Screengrab Review: "Sugar"

Posted by Nick Schager



Shrewdly taking a micro rather than macro approach to its socio-political issues, Sugar recounts a Dominican Republic pitching prospect’s attempts to make it in the big leagues without resorting to the type of clunky, moralizing commentary that its fish-out-of-water story could easily have indulged in. Exhibiting more delicacy and restraint than their prior Half Nelson, writer/directors Anna Boden and Ryan Fleck refuse to turn the saga of Miguel “Sugar” Santos (Algenis Perez Soto) into an overarching parable about the immigrant experience, American intolerance, or any of the other big-picture issues that it naturally grazes. Any larger implications are allowed to resound only in the context of Sugar’s specific experiences transitioning from the D.R. to the alien milieu of Bridgetown, Iowa and the Single-A minor league squad that gives him his shot. When Sugar and his Latino teammates get into a scuffle with local white men unhappy about the foreigners dancing with blonde women, the incident may reflect ingrained societal intolerance but, shot with impressive understatement, resonates primarily as an example of Sugar’s estrangement from his environment. And when Sugar watches a TV broadcast of Hurricane Katrina refugees praying in the Superdome, the moment doesn’t conflate Sugar and African-Americans’ plights so much as further hammer home his ignorance about, and disconnection from, his bewildering, racially charged, devoutly religious surroundings.

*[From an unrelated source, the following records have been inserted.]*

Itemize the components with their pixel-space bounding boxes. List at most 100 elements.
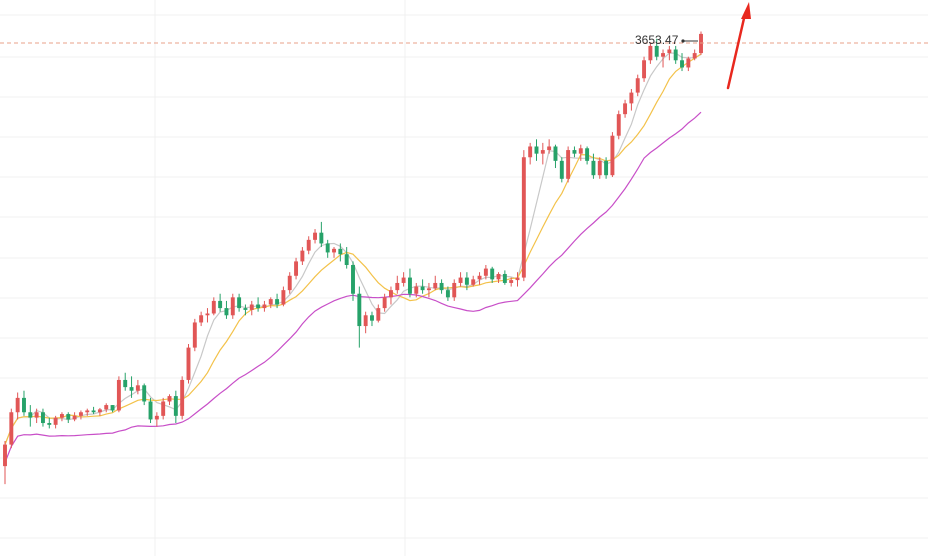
candle-body-down bbox=[585, 148, 590, 161]
ma-short-line bbox=[4, 52, 702, 445]
candle-body-down bbox=[572, 150, 577, 154]
candle-body-down bbox=[591, 160, 596, 176]
candle-body-down bbox=[351, 265, 355, 294]
last-price-dot bbox=[681, 39, 685, 43]
candle-body-up bbox=[528, 146, 533, 158]
candle-body-up bbox=[610, 135, 615, 176]
candle-body-up bbox=[635, 78, 640, 93]
candle-body-up bbox=[53, 417, 58, 425]
candle-body-up bbox=[382, 297, 387, 309]
candle-body-down bbox=[439, 282, 444, 291]
candle-body-down bbox=[420, 286, 425, 291]
candle-body-down bbox=[28, 412, 33, 418]
candle-body-up bbox=[483, 268, 488, 276]
candle-body-up bbox=[230, 297, 235, 316]
candle-body-up bbox=[515, 277, 520, 281]
candle-body-down bbox=[464, 277, 469, 285]
candle-body-down bbox=[553, 146, 558, 161]
candle-body-up bbox=[376, 308, 381, 321]
candle-body-up bbox=[167, 396, 172, 402]
candle-body-up bbox=[452, 282, 457, 298]
candle-body-up bbox=[300, 250, 305, 262]
candle-body-down bbox=[243, 308, 248, 310]
candle-body-down bbox=[218, 300, 223, 309]
candle-body-up bbox=[15, 397, 20, 413]
candle-body-down bbox=[370, 315, 374, 321]
candle-body-down bbox=[256, 304, 261, 309]
candle-body-down bbox=[275, 299, 280, 305]
candle-body-down bbox=[110, 405, 115, 411]
candle-body-up bbox=[262, 304, 267, 309]
candle-body-up bbox=[433, 282, 438, 289]
candle-body-up bbox=[211, 300, 216, 314]
candle-body-up bbox=[268, 299, 273, 305]
candle-body-up bbox=[72, 415, 77, 420]
candle-body-up bbox=[540, 150, 545, 154]
candle-body-up bbox=[306, 239, 311, 251]
candle-body-up bbox=[686, 58, 691, 68]
candle-body-down bbox=[91, 410, 96, 413]
candle-body-up bbox=[161, 401, 166, 416]
candle-body-up bbox=[116, 379, 121, 411]
candle-body-up bbox=[616, 114, 621, 136]
candle-body-up bbox=[78, 412, 83, 416]
candle-body-up bbox=[566, 150, 571, 179]
candle-body-down bbox=[22, 397, 26, 413]
candle-body-down bbox=[534, 146, 539, 154]
candle-body-up bbox=[186, 347, 191, 380]
ma-mid-line bbox=[4, 53, 702, 445]
candle-body-up bbox=[458, 277, 463, 283]
candle-body-up bbox=[547, 146, 552, 151]
candle-body-up bbox=[9, 412, 14, 445]
candle-body-up bbox=[623, 103, 628, 115]
candle-body-down bbox=[445, 290, 450, 298]
candle-body-down bbox=[338, 248, 343, 255]
candle-body-up bbox=[104, 405, 109, 410]
candle-body-up bbox=[395, 282, 400, 291]
candle-body-up bbox=[249, 304, 254, 310]
candle-body-up bbox=[294, 261, 299, 276]
candle-body-up bbox=[648, 45, 653, 61]
candle-body-up bbox=[667, 49, 672, 54]
candle-body-up bbox=[3, 444, 7, 467]
candle-body-up bbox=[192, 322, 197, 348]
trend-arrow-shaft bbox=[726, 12, 747, 90]
candle-body-up bbox=[85, 410, 90, 413]
last-price-label: 3653.47 bbox=[635, 33, 679, 47]
candle-body-down bbox=[344, 254, 349, 265]
candle-body-up bbox=[661, 53, 665, 57]
candle-body-down bbox=[680, 60, 684, 68]
candle-body-up bbox=[199, 315, 204, 323]
candle-body-down bbox=[325, 243, 330, 253]
candle-body-down bbox=[47, 423, 52, 425]
candle-body-up bbox=[59, 414, 64, 418]
candle-body-up bbox=[509, 280, 514, 283]
candle-body-up bbox=[578, 148, 583, 154]
candle-body-down bbox=[173, 396, 178, 416]
candle-body-down bbox=[319, 232, 324, 244]
candle-body-up bbox=[496, 273, 501, 280]
candle-body-down bbox=[490, 268, 495, 280]
candle-body-down bbox=[129, 387, 134, 391]
candle-body-down bbox=[237, 297, 242, 309]
candle-body-up bbox=[629, 92, 634, 104]
candle-body-down bbox=[142, 385, 147, 402]
candle-body-up bbox=[414, 286, 419, 294]
candle-body-up bbox=[281, 290, 286, 305]
candle-body-up bbox=[401, 277, 406, 283]
candle-body-down bbox=[224, 308, 229, 316]
candle-body-down bbox=[66, 414, 71, 420]
candle-body-up bbox=[471, 279, 476, 285]
candle-body-up bbox=[389, 290, 393, 298]
candle-body-up bbox=[154, 415, 159, 420]
candle-body-up bbox=[180, 379, 185, 416]
candle-body-up bbox=[34, 412, 39, 418]
candle-body-down bbox=[407, 277, 412, 294]
candle-body-up bbox=[426, 288, 431, 291]
candle-body-up bbox=[521, 157, 526, 278]
candle-body-down bbox=[559, 160, 564, 179]
candle-body-up bbox=[642, 60, 647, 79]
candle-body-up bbox=[597, 160, 602, 176]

Instead of aiming to Say Something Important, Boden and Fleck prove content to simply investigate, with equal parts curiosity and sympathy, the pressure, anxiety and profound isolation felt by Latin players trying to snag a rare, highly coveted Major League roster spot. Consequently, their film generally refuses to partake in, or at least linger over, contrived melodrama. From Sugar’s relationship with the granddaughter of the Iowa couple with whom he stays, which fizzles after finally being consummated, to his eventual decision [spoilers] to abandon his team (and dream) after his on-the-diamond productivity beings to falter, Sugar displays an even-tempered poise that serves its sometimes clichéd story well. Though never quite as grimly authentic as The Wrestler, Boden and Fleck’s portrait of their chosen athletic minor-league culture exudes genuineness, from the warm summertime glow that envelops a baseball diamond in the morning, to the professional sterility of the crowded clubhouse. Still, it’s the absence of judgmental lecturing that imbues their material with its modicum of gravity, the balanced array of bigoted, demanding, compassionate and altruistic characters, as well as the script’s refusal to exaggerate the forces at play, creating the impression that Sugar’s destiny is his own to determine.

Admittedly, a few too many narrative echoes, as well as too many plot developments seen countless times before, serve to remind one of the authorial hand guiding Sugar to its finale. Yet even when their tale is hitting familiar notes (high hometown expectations, a mom eager for her son to seize his opportunity, the desperate, futile use of drugs to break out of a slump), the filmmakers’ confidently modest helming – benefiting from their recognition of the harsh truths of baseball dreams, and suitable cynicism about fairy tale endings – allows events to feel, if not fresh, then at least real. Similarly, while musical cues occasionally underline readily apparent emotional shifts within Sugar, their recurring compositions of an in-focus Sugar navigating an out-of-focus landscape (highlighted by a tracking shot through a hotel, restaurant, and bowling alley) express their protagonist’s inescapable language/cultural alienation with subtlety and grace. Those two qualities also typify Soto’s lead performance, which conveys the weight of expectations, the discomfort of transplantation (and its effect on one’s confidence), and the liberation of finding one’s niche in silent, unfussy gestures and glances, culminating in a momentary far-off-stare rife with a longing and disappointment that must be stifled and yet, one senses, will never fully dissipate.